What did @health.tips.trick04 actually say?
Honestly, it's hard to know. The transcript from this video is largely unintelligible, reading as: "Waite loss injection, Jinseap, Abna Sola, Shear, Abna, and Tahiti contours." That's not a typo on our end. The audio either wasn't transcribed correctly, was recorded in another language, or the content was too fragmented to capture coherently.
What we can work with: the video is tagged under GLP-1 receptor agonists (think semaglutide, tirzepatide), paired with hashtags like #weightloss and #skinwhitening, and appears to be promoting a WhatsApp contact, which is a classic pattern for unregulated telehealth or gray-market pharmaceutical sales. The creator's account name ends in a string of numbers, another red flag. The combination of "weight loss injection" content with glutathione skin-whitening promotion is a specific and increasingly common marketing pattern in certain regional markets.
Does the science back this up?
GLP-1 receptor agonists do have strong clinical backing for weight loss. Glutathione for skin whitening does not. These are two very different scientific conversations being bundled into one promotional package.
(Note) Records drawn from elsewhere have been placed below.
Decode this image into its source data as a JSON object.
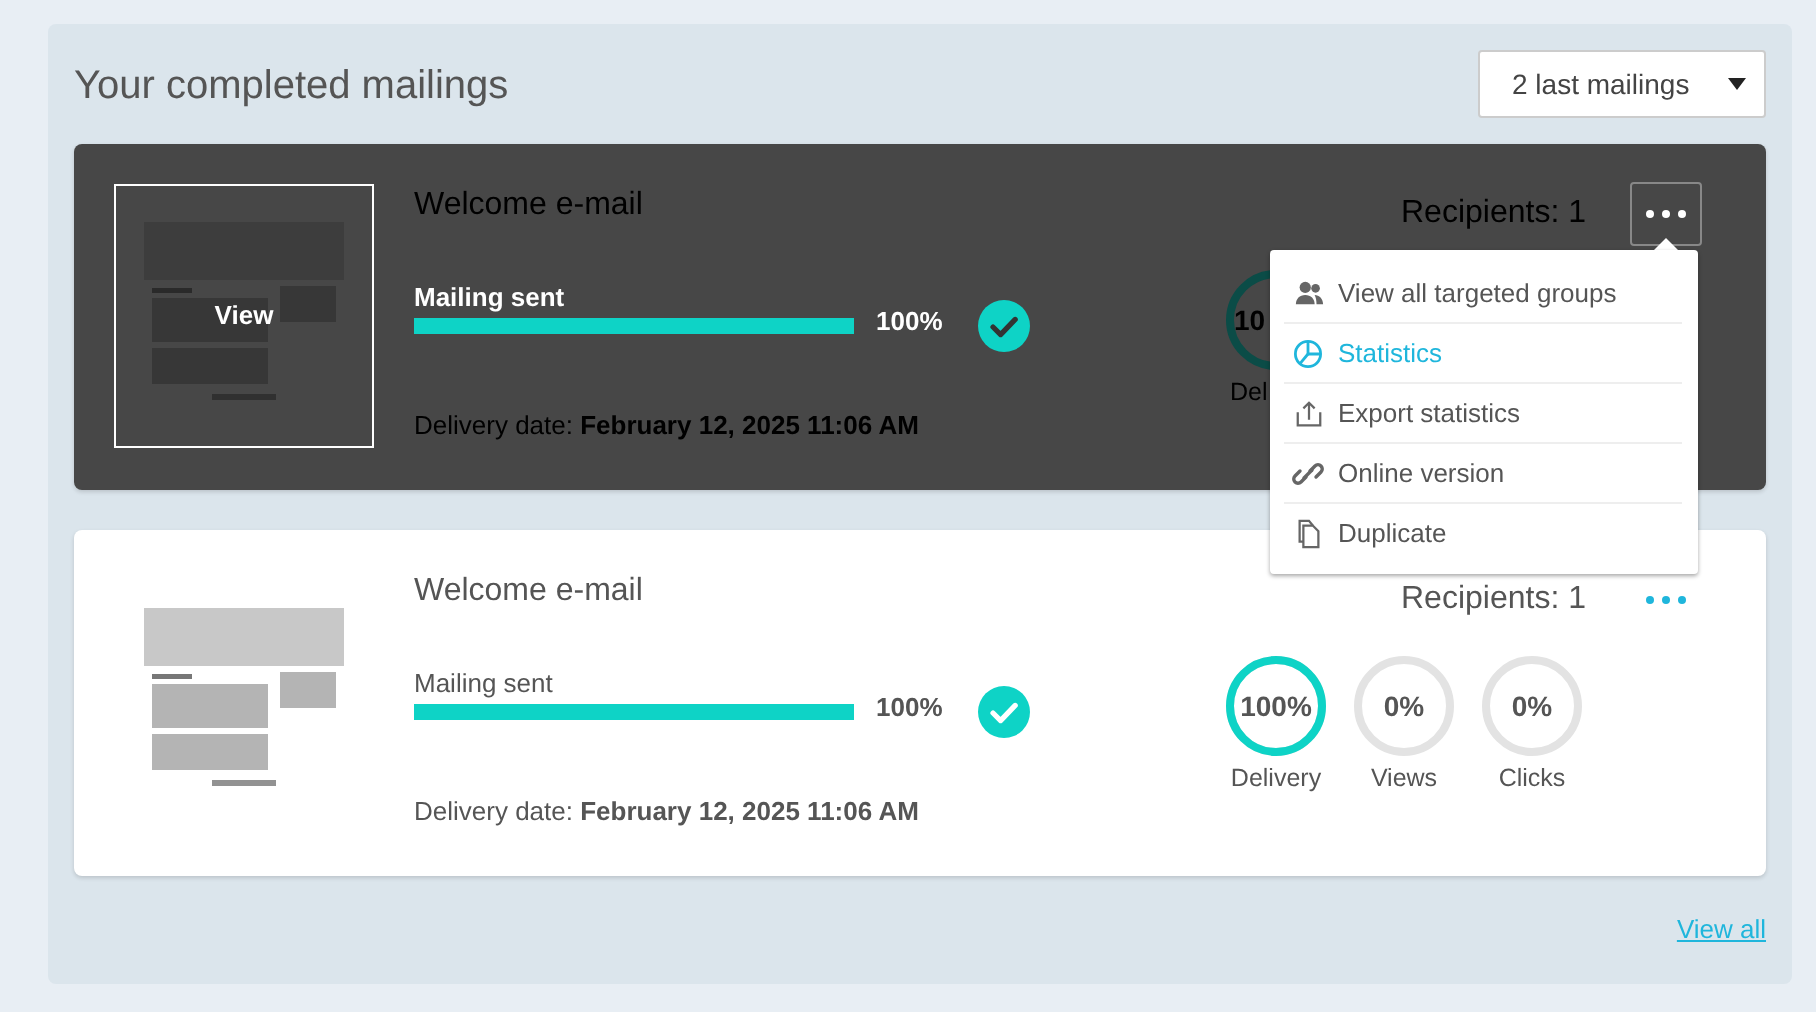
{
  "title": "Your completed mailings",
  "filter": {
    "value": "2 last mailings"
  },
  "mailings": [
    {
      "hovered": true,
      "menu_open": true,
      "thumbnail_label": "View",
      "name": "Welcome e-mail",
      "progress": {
        "label": "Mailing sent",
        "level": 1,
        "reading": "100%",
        "done": true
      },
      "delivery": "Delivery date: **February 12, 2025 11:06 AM**",
      "recipients": "Recipients: 1",
      "stats": [
        {
          "value": "10",
          "label": "Del"
        }
      ]
    },
    {
      "hovered": false,
      "menu_open": false,
      "name": "Welcome e-mail",
      "progress": {
        "label": "Mailing sent",
        "level": 1,
        "reading": "100%",
        "done": true
      },
      "delivery": "Delivery date: **February 12, 2025 11:06 AM**",
      "recipients": "Recipients: 1",
      "stats": [
        {
          "value": "100%",
          "label": "Delivery",
          "level": 1
        },
        {
          "value": "0%",
          "label": "Views",
          "level": 0
        },
        {
          "value": "0%",
          "label": "Clicks",
          "level": 0
        }
      ]
    }
  ],
  "menu": {
    "items": [
      {
        "kind": "groups",
        "label": "View all targeted groups",
        "selected": false
      },
      {
        "kind": "statistics",
        "label": "Statistics",
        "selected": true
      },
      {
        "kind": "export",
        "label": "Export statistics",
        "selected": false
      },
      {
        "kind": "online",
        "label": "Online version",
        "selected": false
      },
      {
        "kind": "duplicate",
        "label": "Duplicate",
        "selected": false
      }
    ]
  },
  "view_all": "View all"
}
On GLP-1s: semaglutide (Wegovy) produced an average body weight reduction of 14.9% over 68 weeks in the STEP 1 trial (Wilding et al., 2021, New England Journal of Medicine). Tirzepatide hit up to 20.9% reduction in the SURMOUNT-1 trial (Jastreboff et al., 2022, NEJM). The mechanism is well-documented: GLP-1 agonists slow gastric emptying and suppress appetite through central nervous system pathways.
On glutathione for skin whitening: a 2012 randomized controlled trial by Watanabe et al. in Clinical, Cosmetic and Investigational Dermatology found some lightening effects with oral glutathione, but the evidence base is thin, short-term, and has not been replicated at scale. The FDA has not approved any glutathione product for skin whitening. Intravenous glutathione for this purpose has been flagged as potentially unsafe by the Philippine FDA and other regulators.
What did they get wrong (or right)?
We can't fact-check a transcript we can't read. That's the core problem here, and it matters. When a video with 293,000 views is promoting injections via WhatsApp and the content is this opaque, the burden of proof is on the creator, not the audience.
What we can flag as wrong by implication: mixing GLP-1 weight loss content with glutathione skin-whitening promotion suggests these are being sold or recommended together. There is no clinical basis for combining them, and no regulatory framework in most markets that would make this safe or legal without a proper prescription and consultation. Promoting injectable products through a WhatsApp number, without any visible prescribing infrastructure, is not how regulated medicine works.
What they may have gotten right, in the broadest sense: weight loss injections (GLP-1s) are a legitimate, evidence-backed category of treatment. But "legitimate category" and "safe to buy from a TikTok WhatsApp link" are not the same sentence.
What should you actually know?
If you're interested in GLP-1 medications for weight management, the pathway matters as much as the drug. These are prescription medications in the United States, EU, UK, and most regulated markets. They require baseline metabolic workup, contraindication screening (they are not appropriate for people with a personal or family history of medullary thyroid carcinoma or MEN2 syndrome), and ongoing monitoring.
Compounded versions of semaglutide have been available during shortage periods, but the FDA has been explicit: compounded drugs are not FDA-approved and are not equivalent to brand-name products. Do not let anyone tell you otherwise.
On glutathione: if a provider is recommending IV glutathione for skin whitening alongside a weight loss injection, ask them to show you the peer-reviewed evidence. You will be waiting a long time. The two treatments have nothing clinically in common, and bundling them is a marketing strategy, not a medical protocol.
Any account directing you to a WhatsApp number for injectable medications should be treated with serious skepticism. That is not telehealth. That is a sales channel.